2014年11月9日日曜日

国際紛争の悲劇と喜劇

今日の Googleのトップページのロゴ。
ブランデンブルク門を背に、かつて存在したベルリンの壁の上に集う人々の姿。
25年前1989年の今日は、東西冷戦の象徴・ベルリンの壁崩壊の日とのことです。

二次大戦の敗戦国ドイツは
アメリカを中心の西側自由主義側と、東側共産主義の当時ソ連側とで領土が分断。
東ドイツに存在したベルリンは、西側・東側との境界は物理的に壁で仕切られた。
壁を超えようと数々の悲劇が起きたことに対し、礼を欠く物言いではありますが
自由な往来が出来ないよう 壁 で仕切っちゃうとは、じつに滑稽な所業でした。

1988年壁崩壊の前年。
西ドイツのボンから、列車で西ベルリンに向かいます。
車内で簡易的なビザが発給されると、列車は東ドイツ国内に入るのですが、その
車窓から垣間見えた東ドイツの風景に、思わず興奮してしまいました。
グレーにくすむレトロな街並に戦前を思わすクラシックカー‥ 映画のセットか?
まさに、映画『バック・ツー・ザ・フューチャー』リアル体験版であります。

東西を仕切る壁の検問所のひとつ、チェック・ポイント・チャーリーの西側には
『壁美術館』なるものがありました。人々が、どんな手段でこの壁を越えようと
試みてきたのか、ジオラマやイラストで紹介されています。
あるものは鳥人間と化し、あるものは荷物のトランクに身を隠し、双子の姉妹は
入れ替り作戦をし‥と 命がけの決行であったものが(‥いささか不謹慎な文言
をお許しいただきたい。
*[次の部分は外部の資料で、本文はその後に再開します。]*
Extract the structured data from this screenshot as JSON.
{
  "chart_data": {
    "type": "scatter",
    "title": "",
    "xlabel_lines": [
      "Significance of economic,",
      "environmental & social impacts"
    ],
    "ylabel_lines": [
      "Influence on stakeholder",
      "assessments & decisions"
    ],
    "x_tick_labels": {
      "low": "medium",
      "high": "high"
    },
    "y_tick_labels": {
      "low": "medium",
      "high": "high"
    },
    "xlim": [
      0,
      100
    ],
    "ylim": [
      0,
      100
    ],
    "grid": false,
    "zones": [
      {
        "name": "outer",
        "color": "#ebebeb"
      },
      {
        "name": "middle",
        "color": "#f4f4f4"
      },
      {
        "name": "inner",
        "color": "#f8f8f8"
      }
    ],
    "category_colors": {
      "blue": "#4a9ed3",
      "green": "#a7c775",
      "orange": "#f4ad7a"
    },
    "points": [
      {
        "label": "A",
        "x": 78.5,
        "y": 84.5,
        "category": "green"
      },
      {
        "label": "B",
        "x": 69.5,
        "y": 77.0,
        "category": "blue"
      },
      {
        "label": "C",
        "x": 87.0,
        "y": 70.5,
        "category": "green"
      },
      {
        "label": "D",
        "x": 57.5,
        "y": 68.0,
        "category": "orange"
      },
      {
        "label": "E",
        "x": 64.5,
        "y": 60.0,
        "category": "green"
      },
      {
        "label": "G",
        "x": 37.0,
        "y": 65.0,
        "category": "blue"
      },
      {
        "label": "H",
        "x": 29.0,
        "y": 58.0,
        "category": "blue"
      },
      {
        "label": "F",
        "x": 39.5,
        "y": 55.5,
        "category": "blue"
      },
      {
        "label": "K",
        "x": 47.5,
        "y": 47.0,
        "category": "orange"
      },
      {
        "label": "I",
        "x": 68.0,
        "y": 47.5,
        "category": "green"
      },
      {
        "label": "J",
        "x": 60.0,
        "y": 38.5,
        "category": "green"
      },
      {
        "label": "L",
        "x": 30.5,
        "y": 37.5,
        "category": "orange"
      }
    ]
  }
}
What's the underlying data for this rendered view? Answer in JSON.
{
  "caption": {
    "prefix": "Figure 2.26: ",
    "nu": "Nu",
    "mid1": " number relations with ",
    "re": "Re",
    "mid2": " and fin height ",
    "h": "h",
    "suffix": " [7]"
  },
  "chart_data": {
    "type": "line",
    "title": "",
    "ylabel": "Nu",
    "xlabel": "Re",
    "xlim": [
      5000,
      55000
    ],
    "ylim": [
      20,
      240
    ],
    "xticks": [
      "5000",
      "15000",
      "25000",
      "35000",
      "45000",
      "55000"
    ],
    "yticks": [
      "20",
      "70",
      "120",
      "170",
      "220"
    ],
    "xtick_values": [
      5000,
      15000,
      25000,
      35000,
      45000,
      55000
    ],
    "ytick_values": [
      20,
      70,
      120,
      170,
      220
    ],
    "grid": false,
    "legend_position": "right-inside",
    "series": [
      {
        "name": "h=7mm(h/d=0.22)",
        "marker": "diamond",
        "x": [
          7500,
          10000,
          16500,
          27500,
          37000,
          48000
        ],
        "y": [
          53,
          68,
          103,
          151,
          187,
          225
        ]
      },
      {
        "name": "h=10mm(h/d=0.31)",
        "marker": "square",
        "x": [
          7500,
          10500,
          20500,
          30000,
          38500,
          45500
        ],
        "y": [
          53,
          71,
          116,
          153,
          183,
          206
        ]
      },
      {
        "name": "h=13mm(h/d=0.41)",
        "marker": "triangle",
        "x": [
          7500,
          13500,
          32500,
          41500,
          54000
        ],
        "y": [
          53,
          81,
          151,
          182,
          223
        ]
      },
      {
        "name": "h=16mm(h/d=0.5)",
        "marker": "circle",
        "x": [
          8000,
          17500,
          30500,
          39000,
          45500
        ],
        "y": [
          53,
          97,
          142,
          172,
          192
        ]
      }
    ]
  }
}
) ギャグ に見えていました。

‥その ギャグ ということで括りますれば
昨日、米国CIAが『アルゴ』作戦の真相を公表、という記事が目にとまりました。
1979年イラン革命の最中、首都テヘランの米国大使館から脱出した大使館員を
救出すべく、ウソのハリウッドSF映画『アルゴ』の撮影クルーを仕立てて入国し、
6人の大使館員を無事救出した、という ホントかよ~? という実話のこと。
まんま『アルゴ』として、映画はアカデミー作品賞を受賞しました。
‥私も楽しみました。主演で監督のベン・アフレックは、名優なのか大根なのか
 よくわかんないとこが、よかった。おすすめ。
CIAの曰くは、映画や製作者に敬意を表しつつ、いくつかデフォルメはあっても
ホントにあったことだよ‥。 と、いっていることのようです。


争いは 悲惨で愚かしい。
愚かしさだけを見ていられるのは、身近な場面では平和を実感しているからです。
そのことを、忘れないでいたい。
悲劇ではなく、世界中に笑顔が溢れますように。